Last June the Wellcome Trust Case Control Consortium published the largest study ever of genetics behind common diseases. In a massive cohort of 17,000 samples, the researchers performed GWAS’s for diabetes, rheumatoid arthritis, cardiac disease, and other common, complex phenotypes. Perhaps the most exciting result of this study was the association of several genes that had never before been implicated in human disease.

Yet, as the GeneticFuture post pointed out, we rarely hear about the failure of genome-wide association studies to turn up such interesting discoveries. The complexities of small allelic effects, population structure, rare variants, and copy number variation may explain how such failures manifest in the realm of genetics. As for epigenetic factors and disease heterogeneity, well, these issues are out of our hands for the time being.
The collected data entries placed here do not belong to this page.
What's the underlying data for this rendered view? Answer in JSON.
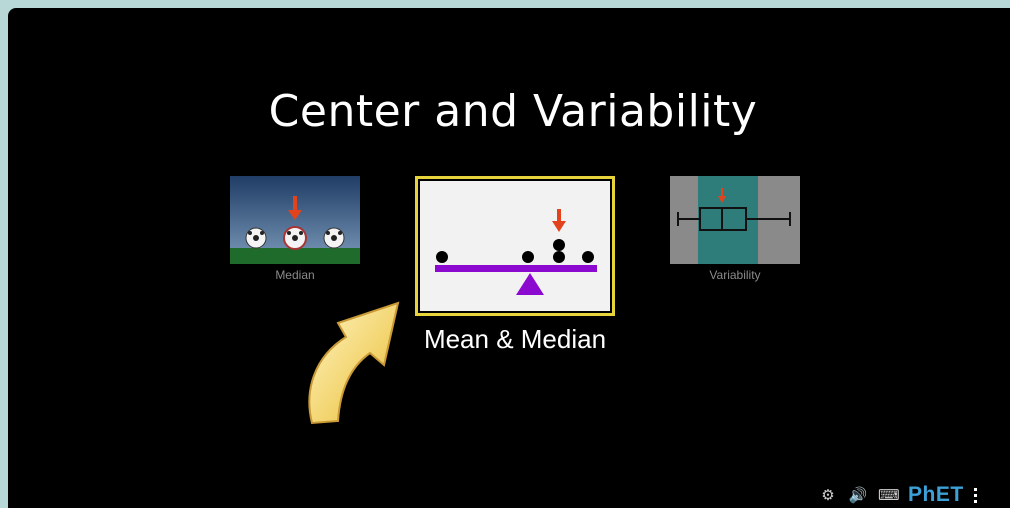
{
  "app": {
    "title": "Center and Variability"
  },
  "screens": [
    {
      "label": "Median",
      "selected": false
    },
    {
      "label": "Mean & Median",
      "selected": true
    },
    {
      "label": "Variability",
      "selected": false
    }
  ],
  "toolbar": {
    "icons": [
      "gear-icon",
      "speaker-icon",
      "keyboard-icon"
    ],
    "brand": "PhET"
  },
  "colors": {
    "background": "#000000",
    "selected_border": "#e7d43a",
    "balance_beam": "#8c0ad0",
    "arrow_red": "#e3431c",
    "field_green": "#1f6b2c"
  }
}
As far as SNPs go, I believe we’re getting very close to a complete catalog of variation that’s common in human populations. Genome-wide sequencing of two individual human genomes each found ~600,000 SNPs that are not already in dbSNP. At best they’d increase the number of known SNPs by ~10%. At ~10-11 million SNPs, dbSNP is mostly complete in my opinion. We still have a long way to go, though, in cataloging copy number variation.

Another challenge not mentioned in FutureMedicine, but nevertheless important, is the fact that a substantial fraction of the genetic variation underlying complex disease occurs outside the coding regions of known genes. It’s time to look beyond nonsynonymous coding SNPs, people. But that’s a post for another day.